En improvisados puestos médicos y hospitales de campaña supo derrochar esmero en la atención a los heridos y enfermos —cubanos y españoles—, a los que cuidaba como hijos propios con las hierbas del monte, sin importar el acoso del enemigo, empeñado en reprimir a las mujeres y familias de los mambises.
Con todo pudo y a mucho se sobrepuso esta digna cubana en los campos insurrectos: a las continuas heridas de sus hijos, cuyos dolores atenuaba con bromas como «¡Cúrate (…), para que vayas a buscar la otra!»; y a la muerte del esposo (que en su agonía final dijo: «He cumplido con Mariana») y de cuatro de sus vástagos al final de la Guerra Grande, y más tarde la de Antonio y José, aquellos que al decir del Maestro bebieron de sus pechos «las cualidades que los colocaron a la vanguardia de los defensores de nuestras libertades».

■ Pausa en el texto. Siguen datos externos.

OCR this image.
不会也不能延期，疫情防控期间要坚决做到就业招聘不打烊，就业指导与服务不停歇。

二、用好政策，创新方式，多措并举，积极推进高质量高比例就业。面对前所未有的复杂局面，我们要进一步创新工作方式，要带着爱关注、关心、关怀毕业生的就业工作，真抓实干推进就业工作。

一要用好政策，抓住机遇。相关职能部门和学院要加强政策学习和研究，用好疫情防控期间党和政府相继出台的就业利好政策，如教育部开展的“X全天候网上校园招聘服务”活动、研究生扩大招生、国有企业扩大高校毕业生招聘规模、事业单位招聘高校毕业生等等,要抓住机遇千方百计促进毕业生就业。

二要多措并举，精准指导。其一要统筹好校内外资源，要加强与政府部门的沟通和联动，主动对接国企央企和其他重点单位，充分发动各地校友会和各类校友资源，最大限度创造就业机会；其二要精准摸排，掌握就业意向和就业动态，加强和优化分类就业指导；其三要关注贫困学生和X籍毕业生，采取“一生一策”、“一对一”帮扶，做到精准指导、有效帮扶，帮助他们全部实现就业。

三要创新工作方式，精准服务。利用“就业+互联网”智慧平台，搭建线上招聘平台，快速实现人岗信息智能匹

Cuando los avatares de la campaña pacifista pusieron en peligro la vida de los familiares de los jefes mambises, marchó Mariana al exilio, y en Jamaica puso otra vez a prueba su voluntad para adaptarse a un idioma y costumbres nuevas, a las dificultades económicas y a la dispersión de su familia. Su casa en el exilio dejó de ser centro de reunión de cubanos dignos, para quienes, al decir del Apóstol, tenían «manos de niña para acariciar a quien le habla de la patria (…)».
Así la encontró el Apóstol en aquella visita, al final de sus días: «La madre de los Maceo, que quería a todos los cubanos que luchaban por la independencia. Y abría las puertas de su hogar a todos, como madre de todos». Y así trasciende hasta nuestros días: Mariana, madre de héroes y de la patria, símbolo y estandarte de la mujer cubana.
Así será reverenciada este domingo, Día de las Madres, por santiagueros de varias generaciones, convencidos de que, con ojos de madre amorosa, nos inspira a empinarnos en tiempos difíciles.